Соланж подняла руку и коснулась пальцами её запястья. Девушка вздрогнула не от отвращения, а от неожиданности.
Пульс частый. Кожа холодная.
— Ты меня боишься? — спросила Соланж ровно.
Элоиза растерялась так, будто не знала, какой ответ здесь безопасен.
— Нет, мадам… да… то есть…
— Прекрасно, — тихо сказала Соланж. — Уже честнее, чем половина людей, с которыми я имела дело в прошлой жизни.
Элоиза моргнула.
— Что, мадам?
— Ничего. Скажи мне лучше: кто в этом доме главный?
Вопрос попал точно в нерв.
Девушка побледнела так заметно, что даже скулы ушли в тень.
— Мадам…
— Элоиза.
— Я не могу…
— Можешь.
Соланж говорила негромко, но с той особой уверенностью, которая не нуждается в крике. Элоиза смотрела на неё, не моргая.
— Кто распоряжается? — повторила Соланж. — Кто отдаёт приказы слугам? Кто держит ключи? Кто решает, кому что подавать к столу, какие комнаты топить, кого впускать, кого нет?
Элоиза сглотнула.
— Госпожа маркиза.
Маркиза.
Вот оно.
— Моя свекровь? — уточнила Соланж.
Элоиза кивнула.
— А муж?
На лице девушки отразилось сложное, почти детское замешательство. Она явно не хотела отвечать дурно о хозяине, но ложь давалась ей плохо.
— Господин… господин добрый.
Перевод: решений не принимает.
— Добрый, — повторила Соланж. — Это не должность.
Элоиза сжала губы.
— Господин часто… советуется с матерью.
— Как трогательно. А я?
Служанка молчала.
— Элоиза.
— Вы… — девушка опустила глаза, — вы раньше не любили, когда вас тревожили. И… доверяли госпоже маркизе.
Ну конечно. Не тревожили. Удобная, тихая, доверчивая. Подарок, а не невестка.
Соланж медленно опустила голову на подушки и на мгновение прикрыла глаза. В груди снова кольнуло. Слабость расползалась от плеч к кончикам пальцев, но разум уже работал слишком хорошо, чтобы она могла позволить себе провалиться обратно в сон.
Маркиза. Свекровь. Дом. Муж, который «советуется». Служанка, привыкшая бояться. Прежняя хозяйка тела — тихая, уязвимая, отстранённая. Молодая жена, несколько лет живущая в доме мужа. Осенняя вода, падение, воспаление лёгких. Всё это складывалось в картину не счастливого брака и не свободной хозяйки, а тщательно организованной зависимости.

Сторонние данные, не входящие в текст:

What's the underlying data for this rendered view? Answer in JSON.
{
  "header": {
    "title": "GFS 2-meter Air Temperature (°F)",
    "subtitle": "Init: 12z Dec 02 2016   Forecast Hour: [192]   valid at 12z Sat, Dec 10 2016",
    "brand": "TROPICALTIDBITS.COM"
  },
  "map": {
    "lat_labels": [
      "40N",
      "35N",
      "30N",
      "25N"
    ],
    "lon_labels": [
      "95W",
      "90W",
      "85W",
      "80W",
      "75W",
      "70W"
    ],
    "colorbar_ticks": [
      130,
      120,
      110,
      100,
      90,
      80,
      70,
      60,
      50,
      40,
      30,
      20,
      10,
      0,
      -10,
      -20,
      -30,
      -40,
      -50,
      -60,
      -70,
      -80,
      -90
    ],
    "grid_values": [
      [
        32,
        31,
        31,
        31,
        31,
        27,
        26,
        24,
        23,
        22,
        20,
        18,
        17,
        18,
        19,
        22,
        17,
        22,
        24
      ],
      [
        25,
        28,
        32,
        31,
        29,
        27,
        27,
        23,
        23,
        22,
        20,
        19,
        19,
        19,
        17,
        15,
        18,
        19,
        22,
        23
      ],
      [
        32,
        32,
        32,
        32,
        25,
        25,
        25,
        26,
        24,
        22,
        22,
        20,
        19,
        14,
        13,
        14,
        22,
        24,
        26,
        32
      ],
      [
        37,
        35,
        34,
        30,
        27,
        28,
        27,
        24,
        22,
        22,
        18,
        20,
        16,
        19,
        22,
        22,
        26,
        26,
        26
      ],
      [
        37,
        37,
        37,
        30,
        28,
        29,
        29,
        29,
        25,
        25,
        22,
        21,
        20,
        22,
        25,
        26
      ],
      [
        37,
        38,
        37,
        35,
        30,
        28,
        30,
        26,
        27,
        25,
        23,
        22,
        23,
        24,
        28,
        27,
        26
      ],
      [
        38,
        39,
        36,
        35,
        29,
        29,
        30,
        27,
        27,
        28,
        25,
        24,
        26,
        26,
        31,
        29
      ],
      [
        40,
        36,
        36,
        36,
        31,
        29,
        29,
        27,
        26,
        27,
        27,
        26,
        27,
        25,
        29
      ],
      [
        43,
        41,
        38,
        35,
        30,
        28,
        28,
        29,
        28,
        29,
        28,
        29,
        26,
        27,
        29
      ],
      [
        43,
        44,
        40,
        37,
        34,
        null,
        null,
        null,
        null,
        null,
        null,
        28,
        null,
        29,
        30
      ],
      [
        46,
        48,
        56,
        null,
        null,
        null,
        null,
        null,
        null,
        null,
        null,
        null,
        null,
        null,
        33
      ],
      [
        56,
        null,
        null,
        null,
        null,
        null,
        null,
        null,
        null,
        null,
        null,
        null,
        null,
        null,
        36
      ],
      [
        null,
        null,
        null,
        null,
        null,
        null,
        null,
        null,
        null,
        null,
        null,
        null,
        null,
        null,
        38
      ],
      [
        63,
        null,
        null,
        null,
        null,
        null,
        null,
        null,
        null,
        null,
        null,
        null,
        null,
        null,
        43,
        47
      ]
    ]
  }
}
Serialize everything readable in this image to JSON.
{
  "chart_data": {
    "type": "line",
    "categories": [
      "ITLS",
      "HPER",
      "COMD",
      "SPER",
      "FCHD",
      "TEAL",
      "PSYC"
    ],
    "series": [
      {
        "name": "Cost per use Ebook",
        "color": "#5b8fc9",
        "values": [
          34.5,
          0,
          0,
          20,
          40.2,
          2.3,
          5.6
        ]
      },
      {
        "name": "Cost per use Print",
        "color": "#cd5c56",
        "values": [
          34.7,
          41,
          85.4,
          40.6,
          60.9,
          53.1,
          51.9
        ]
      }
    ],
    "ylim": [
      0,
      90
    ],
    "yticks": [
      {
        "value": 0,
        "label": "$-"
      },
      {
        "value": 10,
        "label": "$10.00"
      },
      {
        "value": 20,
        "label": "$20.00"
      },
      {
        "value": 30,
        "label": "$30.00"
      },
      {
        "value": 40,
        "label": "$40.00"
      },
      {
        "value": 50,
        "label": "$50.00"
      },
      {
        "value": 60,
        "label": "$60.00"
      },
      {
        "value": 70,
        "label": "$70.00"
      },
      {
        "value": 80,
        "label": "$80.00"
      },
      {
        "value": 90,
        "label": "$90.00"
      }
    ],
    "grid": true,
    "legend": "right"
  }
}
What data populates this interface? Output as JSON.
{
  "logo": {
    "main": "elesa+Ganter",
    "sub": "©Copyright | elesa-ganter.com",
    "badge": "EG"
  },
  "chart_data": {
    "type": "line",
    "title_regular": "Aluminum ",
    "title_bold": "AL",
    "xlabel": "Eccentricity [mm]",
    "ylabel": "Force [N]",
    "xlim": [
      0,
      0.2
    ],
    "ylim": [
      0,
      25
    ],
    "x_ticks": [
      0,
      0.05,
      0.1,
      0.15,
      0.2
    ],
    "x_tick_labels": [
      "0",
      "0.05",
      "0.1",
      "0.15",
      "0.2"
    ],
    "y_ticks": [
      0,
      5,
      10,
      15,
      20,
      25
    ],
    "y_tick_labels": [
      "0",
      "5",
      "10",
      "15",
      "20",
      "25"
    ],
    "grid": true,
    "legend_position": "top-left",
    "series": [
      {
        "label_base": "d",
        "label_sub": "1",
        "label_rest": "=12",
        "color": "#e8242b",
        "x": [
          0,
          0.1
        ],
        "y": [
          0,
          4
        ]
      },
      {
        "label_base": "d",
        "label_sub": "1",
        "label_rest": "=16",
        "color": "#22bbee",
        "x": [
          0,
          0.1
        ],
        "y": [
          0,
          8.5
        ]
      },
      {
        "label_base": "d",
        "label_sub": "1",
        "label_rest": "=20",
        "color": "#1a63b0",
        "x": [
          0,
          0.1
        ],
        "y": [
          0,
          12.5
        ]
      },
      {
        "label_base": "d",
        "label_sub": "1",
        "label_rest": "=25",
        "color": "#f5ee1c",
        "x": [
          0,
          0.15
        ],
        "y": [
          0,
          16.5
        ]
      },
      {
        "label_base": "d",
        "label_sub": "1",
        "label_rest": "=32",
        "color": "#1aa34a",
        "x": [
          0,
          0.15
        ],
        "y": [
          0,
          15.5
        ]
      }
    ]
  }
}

И почему-то Соланж совсем не удивилась.
Жизнь вообще редко бывает оригинальна в своих жестокостях. Она просто меняет мебель, ткани, названия титулов, а суть оставляет прежней: удобную женщину легче всего выдать замуж за того, кому нужен не партнёр, а спокойная передача имущества и бесконфликтный интерьер.
Она открыла глаза.
— Зеркало.
Элоиза, уже начинавшая понимать, что с хозяйкой что-то необратимо изменилось, бросилась к туалетному столику у стены и принесла овальное зеркало в серебряной, чуть потемневшей оправе.
Соланж взяла его обеими руками.
Из зеркала на неё смотрела не та женщина, которая вчера — если уместно было говорить о «вчера» — нюхала ирис и шалфей у себя на кухне в Грассе.
Это была молодая девушка лет двадцати трёх, может, двадцати четырёх. Лицо тонкое, овальное, с прозрачной, слишком светлой кожей. Серые глаза — крупные, чуть вытянутые к вискам, редкого холодного оттенка, который при мягком свете казался почти серебристым. Волосы — не соломенные, как сперва показалось по полумраку, а сложного светло-каштанового тона с золотистым отблеском, густые, прямые, сейчас спутанные и распущенные по плечам. Нос прямой, рот красивый, но слишком привыкший быть сомкнутым. И общее впечатление… поражало.
Красота. Не яркая, не кричащая. Но та, которая сильнее действует вблизи. Сдержанная. Почти хрупкая. Очень удобная для окружающих — если не всматриваться в глаза.
А вот глаза теперь всё портили.
Они уже не были покорными.
— Ну здравствуй, — прошептала Соланж.
Элоиза тревожно наклонилась.
— Мадам?
— Ничего. Я знакомлюсь с новым лицом.
Она поставила зеркало на одеяло и чуть повела плечами, пытаясь ощутить себя в этом теле, как в незнакомом платье. Лицо лёгкое. Шея тонкая. Волосы длиннее, чем ей удобно. Плохо. Придётся как минимум убирать их иначе. Она терпеть не могла, когда пряди лезли в глаза во время работы или разговора.
— Помоги мне сесть, — сказала она.
— Но мэтр Бриссо велел…
— Элоиза, если я захочу лечь обратно, я тебе сообщу.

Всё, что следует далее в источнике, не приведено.